On explaining prompt emission from GRB central engines with photospheric emission model

TL;DR

This paper models gamma-ray burst prompt emission spectra through photospheric emission, demonstrating that relativistic electrons and high photon-to-particle ratios can reproduce observed spectra.

Contribution

It introduces a realistic Monte Carlo simulation of GRB photospheric emission with high photon-to-particle ratios and episodic dissipation, advancing understanding of the radiation mechanism.

Findings

Successful modeling of GRB spectra with relativistic electrons (Lorentz factor 50-100)
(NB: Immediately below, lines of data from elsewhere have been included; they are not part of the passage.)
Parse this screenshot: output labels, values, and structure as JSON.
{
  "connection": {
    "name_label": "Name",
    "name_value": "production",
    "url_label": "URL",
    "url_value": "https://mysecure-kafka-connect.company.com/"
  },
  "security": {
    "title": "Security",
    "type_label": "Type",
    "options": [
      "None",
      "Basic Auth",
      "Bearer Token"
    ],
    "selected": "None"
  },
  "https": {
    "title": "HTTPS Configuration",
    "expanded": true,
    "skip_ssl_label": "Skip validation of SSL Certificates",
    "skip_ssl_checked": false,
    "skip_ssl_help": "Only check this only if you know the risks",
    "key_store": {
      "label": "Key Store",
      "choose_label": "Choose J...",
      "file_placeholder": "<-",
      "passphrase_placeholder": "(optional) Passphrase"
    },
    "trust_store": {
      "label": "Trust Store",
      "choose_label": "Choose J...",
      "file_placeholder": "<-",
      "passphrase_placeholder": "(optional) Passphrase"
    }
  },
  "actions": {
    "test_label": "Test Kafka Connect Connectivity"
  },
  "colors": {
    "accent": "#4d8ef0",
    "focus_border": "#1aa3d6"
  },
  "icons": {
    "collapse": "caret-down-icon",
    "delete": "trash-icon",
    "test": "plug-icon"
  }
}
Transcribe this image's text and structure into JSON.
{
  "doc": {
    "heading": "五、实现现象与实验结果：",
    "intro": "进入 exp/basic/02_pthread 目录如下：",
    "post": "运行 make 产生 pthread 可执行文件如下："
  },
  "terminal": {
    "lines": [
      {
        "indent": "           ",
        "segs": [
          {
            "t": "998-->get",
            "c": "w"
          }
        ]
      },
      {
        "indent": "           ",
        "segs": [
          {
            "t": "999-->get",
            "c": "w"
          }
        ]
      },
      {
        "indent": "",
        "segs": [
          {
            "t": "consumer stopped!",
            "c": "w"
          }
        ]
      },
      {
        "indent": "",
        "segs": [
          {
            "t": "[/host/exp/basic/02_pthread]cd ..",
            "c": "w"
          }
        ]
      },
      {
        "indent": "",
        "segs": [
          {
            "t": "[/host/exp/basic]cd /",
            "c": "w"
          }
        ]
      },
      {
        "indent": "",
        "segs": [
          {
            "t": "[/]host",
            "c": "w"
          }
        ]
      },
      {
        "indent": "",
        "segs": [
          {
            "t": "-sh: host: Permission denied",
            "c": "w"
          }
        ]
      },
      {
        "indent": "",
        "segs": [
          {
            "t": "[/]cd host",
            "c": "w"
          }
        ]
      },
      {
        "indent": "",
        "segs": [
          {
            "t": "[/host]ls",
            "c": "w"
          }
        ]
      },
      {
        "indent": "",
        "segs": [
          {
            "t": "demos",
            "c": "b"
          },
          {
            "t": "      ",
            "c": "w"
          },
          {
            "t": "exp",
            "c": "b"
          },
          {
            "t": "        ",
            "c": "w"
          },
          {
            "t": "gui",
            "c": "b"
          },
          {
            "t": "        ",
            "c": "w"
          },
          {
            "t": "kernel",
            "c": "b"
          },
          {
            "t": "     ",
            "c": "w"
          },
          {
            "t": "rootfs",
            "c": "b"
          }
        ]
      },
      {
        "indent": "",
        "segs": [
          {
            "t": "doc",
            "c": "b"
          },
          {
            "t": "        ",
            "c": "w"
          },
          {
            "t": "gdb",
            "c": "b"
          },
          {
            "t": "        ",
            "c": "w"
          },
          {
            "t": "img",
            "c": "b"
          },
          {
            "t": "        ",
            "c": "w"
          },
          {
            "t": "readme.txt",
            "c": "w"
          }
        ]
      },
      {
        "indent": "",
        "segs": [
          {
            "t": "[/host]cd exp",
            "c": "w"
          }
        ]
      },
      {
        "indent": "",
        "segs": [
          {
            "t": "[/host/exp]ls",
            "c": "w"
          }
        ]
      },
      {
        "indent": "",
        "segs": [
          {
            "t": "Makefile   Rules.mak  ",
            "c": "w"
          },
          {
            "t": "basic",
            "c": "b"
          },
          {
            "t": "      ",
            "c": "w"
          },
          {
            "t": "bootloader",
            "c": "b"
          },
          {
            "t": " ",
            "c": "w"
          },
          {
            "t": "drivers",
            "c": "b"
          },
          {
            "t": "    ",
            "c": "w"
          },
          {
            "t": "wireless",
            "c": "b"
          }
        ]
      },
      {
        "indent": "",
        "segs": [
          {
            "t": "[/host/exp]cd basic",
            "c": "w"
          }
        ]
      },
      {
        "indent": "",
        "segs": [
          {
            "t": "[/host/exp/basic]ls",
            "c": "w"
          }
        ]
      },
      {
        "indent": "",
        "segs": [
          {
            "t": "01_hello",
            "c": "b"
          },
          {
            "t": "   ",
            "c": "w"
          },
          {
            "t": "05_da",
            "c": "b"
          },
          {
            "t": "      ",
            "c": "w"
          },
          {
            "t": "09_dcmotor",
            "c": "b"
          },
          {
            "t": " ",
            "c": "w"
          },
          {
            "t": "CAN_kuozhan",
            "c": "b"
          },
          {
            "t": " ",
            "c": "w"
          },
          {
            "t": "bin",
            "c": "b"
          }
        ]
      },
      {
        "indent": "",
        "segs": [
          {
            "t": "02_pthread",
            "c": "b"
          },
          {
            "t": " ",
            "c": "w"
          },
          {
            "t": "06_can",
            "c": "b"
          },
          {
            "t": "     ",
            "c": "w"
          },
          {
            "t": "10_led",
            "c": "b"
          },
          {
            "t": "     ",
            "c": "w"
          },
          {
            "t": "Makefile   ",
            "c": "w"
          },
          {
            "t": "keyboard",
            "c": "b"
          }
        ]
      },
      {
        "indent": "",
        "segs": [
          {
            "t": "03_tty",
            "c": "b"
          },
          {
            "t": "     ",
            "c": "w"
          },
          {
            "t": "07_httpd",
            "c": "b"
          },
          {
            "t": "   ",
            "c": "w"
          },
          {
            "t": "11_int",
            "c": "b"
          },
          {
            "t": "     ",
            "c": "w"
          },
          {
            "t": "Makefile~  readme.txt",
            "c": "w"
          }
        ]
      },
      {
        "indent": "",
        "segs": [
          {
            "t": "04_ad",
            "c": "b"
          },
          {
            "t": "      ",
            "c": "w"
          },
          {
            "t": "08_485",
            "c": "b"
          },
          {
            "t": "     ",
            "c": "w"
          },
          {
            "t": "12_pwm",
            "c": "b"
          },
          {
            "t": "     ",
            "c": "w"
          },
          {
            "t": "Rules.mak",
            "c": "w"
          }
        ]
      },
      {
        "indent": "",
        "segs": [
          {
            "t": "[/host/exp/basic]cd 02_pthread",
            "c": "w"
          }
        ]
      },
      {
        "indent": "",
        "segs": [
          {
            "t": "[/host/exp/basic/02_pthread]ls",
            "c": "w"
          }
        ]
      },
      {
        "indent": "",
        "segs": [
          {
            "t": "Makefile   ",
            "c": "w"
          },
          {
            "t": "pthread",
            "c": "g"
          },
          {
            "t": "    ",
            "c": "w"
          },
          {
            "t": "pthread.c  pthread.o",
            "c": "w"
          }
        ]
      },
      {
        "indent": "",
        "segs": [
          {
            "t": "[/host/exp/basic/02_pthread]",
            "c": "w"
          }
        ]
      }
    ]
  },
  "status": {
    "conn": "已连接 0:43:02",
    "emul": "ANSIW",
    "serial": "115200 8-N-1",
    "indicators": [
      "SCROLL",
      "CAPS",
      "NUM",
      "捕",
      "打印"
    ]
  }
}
Spectral shape is independent of initial photon energy and baryonic content

Emission mechanism is robust across different initial conditions

Abstract

Although the observed spectra for gamma-ray burst (GRB) prompt emission is well constrained, the underlying radiation mechanism is still not very well understood. We explore photospheric emission in GRB jets by modelling the Comptonization of fast cooled synchrotron photons whilst the electrons and protons are accelerated to highly relativistic energies by repeated energy dissipation events as well as Coulomb collisions. In contrast to the previous simulations, we implement realistic photon-to-particle number ratios of $N_{\gamma}/N_e \sim 10^{5}$ or higher, that are consistent with the observed radiation efficiency of relativistic jets. Using our Monte Carlo radiation transfer (MCRaT) code, we can successfully model the prompt emission spectra when the electrons are momentarily accelerated to highly relativistic energies (Lorentz factor $\sim 50-100$) after getting powered by $\sim30-50$ episodic dissipation events in addition to their Coulomb coupling with the jet protons, and for baryonic outflows that originate from moderate optical depths $\sim20-30$. We also show that the resultant shape of the photon spectrum is practically independent of the initial photon energy distribution and the jet baryonic energy content, and hence independent of the emission mechanism.